I used paired t-test between the scores produced with A and the scores with B and it gives me "difference is considered to be extremely statistically significant". For more details of the result please see below.
Please help me understand why there is a statistical significant difference between the two metrics results, when their Pearson correlation to the gold standard is the same. Also please let me know how can I tell which metric outperforms the other one? Thank you!
Result of paired t-test: The mean of Group One minus Group Two equals 1.136 95% confidence interval of this difference: From 1.084 to 1.187
Edit after @tmrlvi commented:
Thank you very much for your reply. Actually I am not working with R. The pearson correlation script I use is available at the SemEval website (http://alt.qcri.org/semeval2017/task1/data/uploads/sts2017-trial-data.zip).
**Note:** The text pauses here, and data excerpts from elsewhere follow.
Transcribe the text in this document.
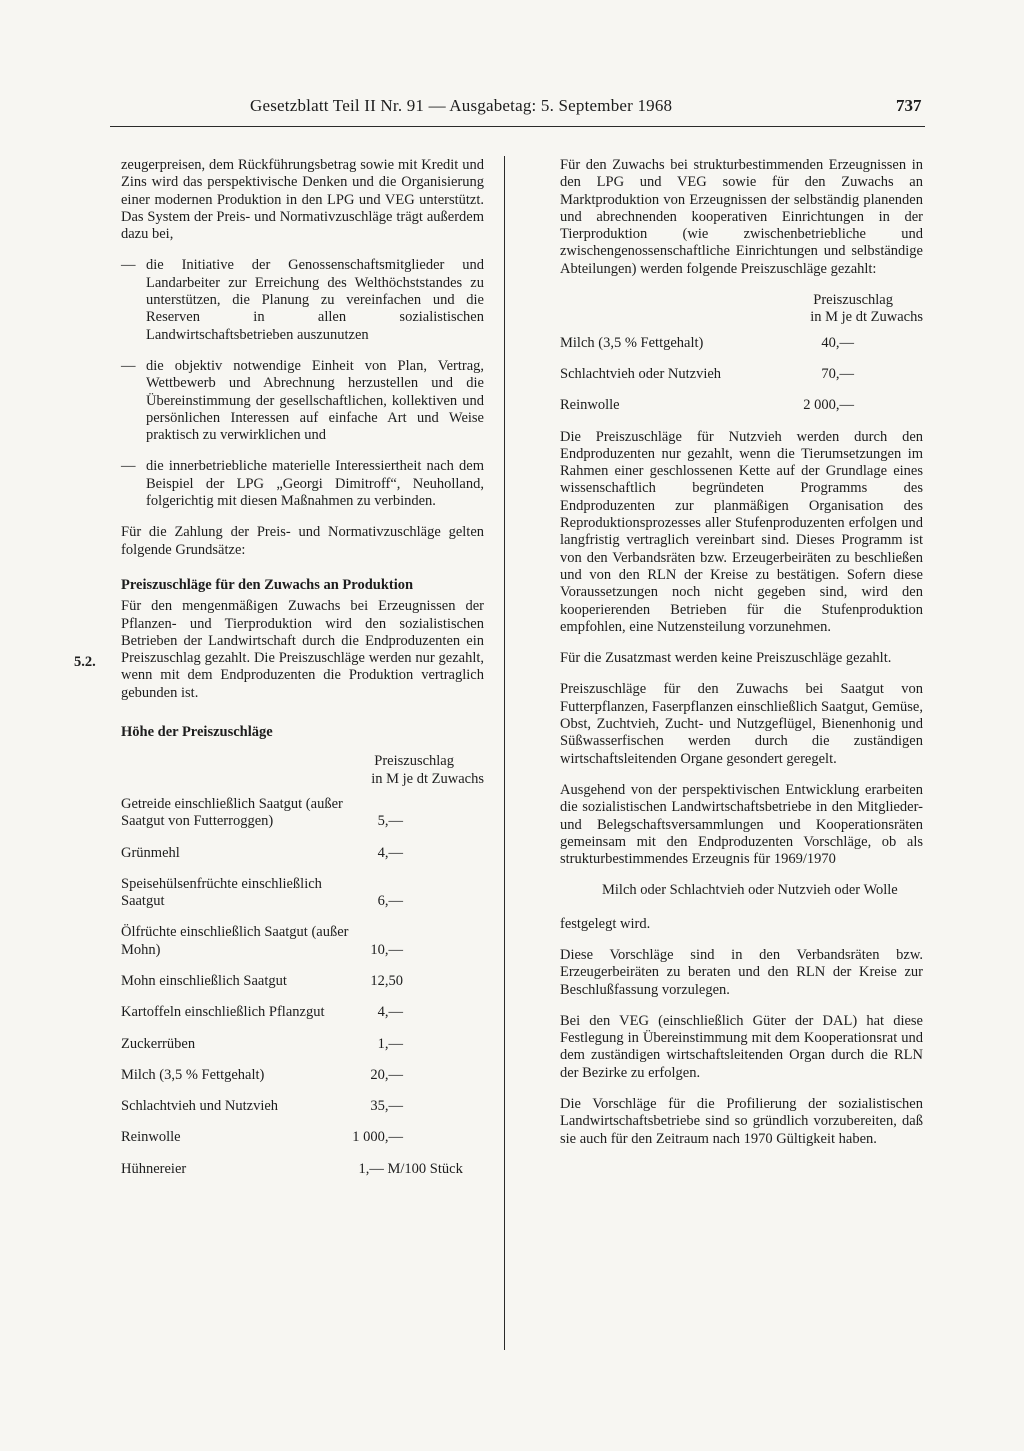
Gesetzblatt Teil II Nr. 91 — Ausgabetag: 5. September 1968	737
5.2.

zeugerpreisen, dem Rückführungsbetrag sowie mit Kredit und Zins wird das perspektivische Denken und die Organisierung einer modernen Produktion in den LPG und VEG unterstützt. Das System der Preis- und Normativzuschläge trägt außerdem dazu bei,

— die Initiative der Genossenschaftsmitglieder und Landarbeiter zur Erreichung des Welthöchststandes zu unterstützen, die Planung zu vereinfachen und die Reserven in allen sozialistischen Landwirtschaftsbetrieben auszunutzen
— die objektiv notwendige Einheit von Plan, Vertrag, Wettbewerb und Abrechnung herzustellen und die Übereinstimmung der gesellschaftlichen, kollektiven und persönlichen Interessen auf einfache Art und Weise praktisch zu verwirklichen und
— die innerbetriebliche materielle Interessiertheit nach dem Beispiel der LPG „Georgi Dimitroff“, Neuholland, folgerichtig mit diesen Maßnahmen zu verbinden.

Für die Zahlung der Preis- und Normativzuschläge gelten folgende Grundsätze:

Preiszuschläge für den Zuwachs an Produktion

Für den mengenmäßigen Zuwachs bei Erzeugnissen der Pflanzen- und Tierproduktion wird den sozialistischen Betrieben der Landwirtschaft durch die Endproduzenten ein Preiszuschlag gezahlt. Die Preiszuschläge werden nur gezahlt, wenn mit dem Endproduzenten die Produktion vertraglich gebunden ist.

Höhe der Preiszuschläge

Preiszuschlag
in M je dt Zuwachs
Getreide einschließlich Saatgut (außer Saatgut von Futterroggen)	5,—
Grünmehl	4,—
Speisehülsenfrüchte einschließlich Saatgut	6,—
Ölfrüchte einschließlich Saatgut (außer Mohn)	10,—
Mohn einschließlich Saatgut	12,50
Kartoffeln einschließlich Pflanzgut	4,—
Zuckerrüben	1,—
Milch (3,5 % Fettgehalt)	20,—
Schlachtvieh und Nutzvieh	35,—
Reinwolle	1 000,—
Hühnereier	1,— M/100 Stück

Für den Zuwachs bei strukturbestimmenden Erzeugnissen in den LPG und VEG sowie für den Zuwachs an Marktproduktion von Erzeugnissen der selbständig planenden und abrechnenden kooperativen Einrichtungen in der Tierproduktion (wie zwischenbetriebliche und zwischengenossenschaftliche Einrichtungen und selbständige Abteilungen) werden folgende Preiszuschläge gezahlt:

Preiszuschlag
in M je dt Zuwachs
Milch (3,5 % Fettgehalt)	40,—
Schlachtvieh oder Nutzvieh	70,—
Reinwolle	2 000,—

Die Preiszuschläge für Nutzvieh werden durch den Endproduzenten nur gezahlt, wenn die Tierumsetzungen im Rahmen einer geschlossenen Kette auf der Grundlage eines wissenschaftlich begründeten Programms des Endproduzenten zur planmäßigen Organisation des Reproduktionsprozesses aller Stufenproduzenten erfolgen und langfristig vertraglich vereinbart sind. Dieses Programm ist von den Verbandsräten bzw. Erzeugerbeiräten zu beschließen und von den RLN der Kreise zu bestätigen. Sofern diese Voraussetzungen noch nicht gegeben sind, wird den kooperierenden Betrieben für die Stufenproduktion empfohlen, eine Nutzensteilung vorzunehmen.

Für die Zusatzmast werden keine Preiszuschläge gezahlt.

Preiszuschläge für den Zuwachs bei Saatgut von Futterpflanzen, Faserpflanzen einschließlich Saatgut, Gemüse, Obst, Zuchtvieh, Zucht- und Nutzgeflügel, Bienenhonig und Süßwasserfischen werden durch die zuständigen wirtschaftsleitenden Organe gesondert geregelt.

Ausgehend von der perspektivischen Entwicklung erarbeiten die sozialistischen Landwirtschaftsbetriebe in den Mitglieder- und Belegschaftsversammlungen und Kooperationsräten gemeinsam mit den Endproduzenten Vorschläge, ob als strukturbestimmendes Erzeugnis für 1969/1970

Milch oder Schlachtvieh oder Nutzvieh oder Wolle

festgelegt wird.

Diese Vorschläge sind in den Verbandsräten bzw. Erzeugerbeiräten zu beraten und den RLN der Kreise zur Beschlußfassung vorzulegen.

Bei den VEG (einschließlich Güter der DAL) hat diese Festlegung in Übereinstimmung mit dem Kooperationsrat und dem zuständigen wirtschaftsleitenden Organ durch die RLN der Bezirke zu erfolgen.

Die Vorschläge für die Profilierung der sozialistischen Landwirtschaftsbetriebe sind so gründlich vorzubereiten, daß sie auch für den Zeitraum nach 1970 Gültigkeit haben.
As I figure out from my poor perl knowledge, they read the gold standard values in a vector and the system values in another vector.
Please consider these vectors, A is for scores derived using method A and B is for scores derived using method B. All values are between 0 and 5, with max 1 decimal.
A = (0.8, 1.3, 2.5, ...)
B = (1.2, 2.7, 3.1, ...)
gold-standard = (1, 1.4, 3, ...)
Using their script I got that Pearson(A, gs) = Pearson(B, gs) which made me think initially that the systems perform the same. But then using paired t-test(A,B) I got that there is a significant difference between them...I am trying to figure out which one outperforms and why the pearson score is the same when. I used a website for doing the t-test.
I think I am understanding a bit what you explained with your formula: i get the same Pearson score because given A, B is changing at every instance with almost the same step...like there is a relationship between (a_i, b_i) and (a_k, b_k).
My knowledge in statistics is quite poor, but I wish to understand what is happening here. Could you please emphasize on your explanation? Thank you.